THE BIGGER-PICTURE REASON FOR OPPOSING TPP AND FAST TRACK

The message above and the links below come largely from a progressive populist perspective – protecting US jobs, democratic governance, and the environment.  However, many on the Right are also upset about TPP and Fast Track, particularly because those initiatives involve a significant loss of US sovereignty.  On the other hand, some commentators favor TPP because, while jobs are lost in the US, employment and middle class life in other countries may improve.  All these arguments are worth discussing.  But none of them addresses the most important and least discussed argument:  Society’s urgent need for rapid transformation toward sustainability.

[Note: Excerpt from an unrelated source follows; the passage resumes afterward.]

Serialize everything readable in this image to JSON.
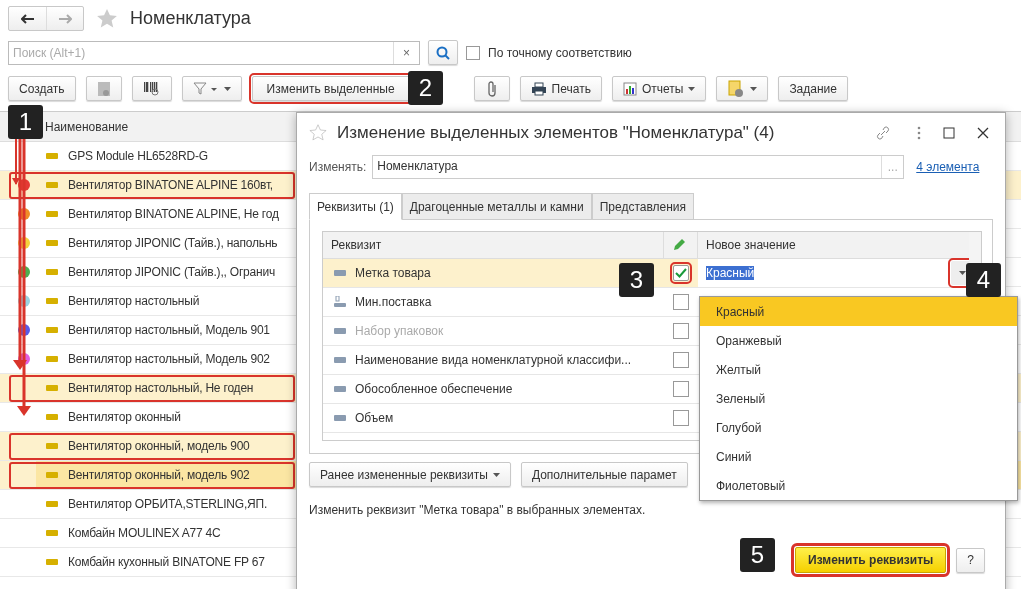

I believe that TPP represents a societal “tipping point” in our ability to shift civilization from self-destruction to sustainability.  Most immediately it would gut our capacity to protect people and nature from ruinous exploitation and to ameliorate runaway climate change.  But that is only one way that TPP – and most other proposals and arguments from both the Left and the Right – fail to turn our civilizational TItanic from its fatal course to collapse and possible extinction.

Truly addressing climate change – AND peak oil AND many other emerging crises – requires that we shift our global economy away from consumption (especially emissions-generating consumption) towards a low impact, high quality way of life.  This involves a shift from wasteful material production and trade to enhancing people’s ability to live healthy enjoyable lives together without lots of stuff.

Part of that would include REDUCING employment – in ways that would actually make life better.  Imagine if we used technology not so much to increase productivity for profit but to make employment one option among many — to “de-job” the economy into something more sustainable and enjoyable.  What if we applied our technological wizardry

  • to take over more and more jobs (remember the old term “labor saving devices”?) in a way that made 50% unemployment and a 20 hour work week actually attractive norms, augmented by a lot of passion-driven small entrepreneurship and simple living;
  • to enable more do-it-yourself, collaborative, and local production – from 3D printers and high-tech gardens to crowdsourced games and modular, long-lasting designs for products;
  • to encourage and enable bartering and sharing (especially locally) of most physical resources – car shares, tool shares, book shares, garden produce shares – so that we all don’t need to produce, store, and transport so much stuff in the first place; and
  • to enable gifting, sharing, and co-creating more of what really makes life good – learning, thinking, loving, appreciating, dreaming, accomplishing, feeling secure, pursuing our personal interests and passions, and just having fun together.  These are exactly the kinds of things that today we don’t have much time for because we need to work and shop and consume lots of “stuff” that actually doesn’t make us so happy.

If our national and global economic policies were designed to move towards THAT sort of economy, the loss of jobs in the US would become an asset, while global trade could be about increasing the ability of people in “developing” nations to have enough of the right kinds of stuff to reduce struggle and suffering while not drawing them into the profit-driven, anxiety-ridden, unsustainable consumption rat-race that Western civilization desperately needs to recover from.

This brief description only hints at the tip of a vast sense of possibility that is emerging among alternative economists and others (including us here).  Pursuing those remarkable possibilities will take a focused and sustained effort.  In the meantime, it is urgent that we head off developments like the TPP and Fast Track that would make it even more difficult – if not impossible – to change the course of civilization towards a world that truly works for all of us, in a truly deep, wonderful, and sustainable way.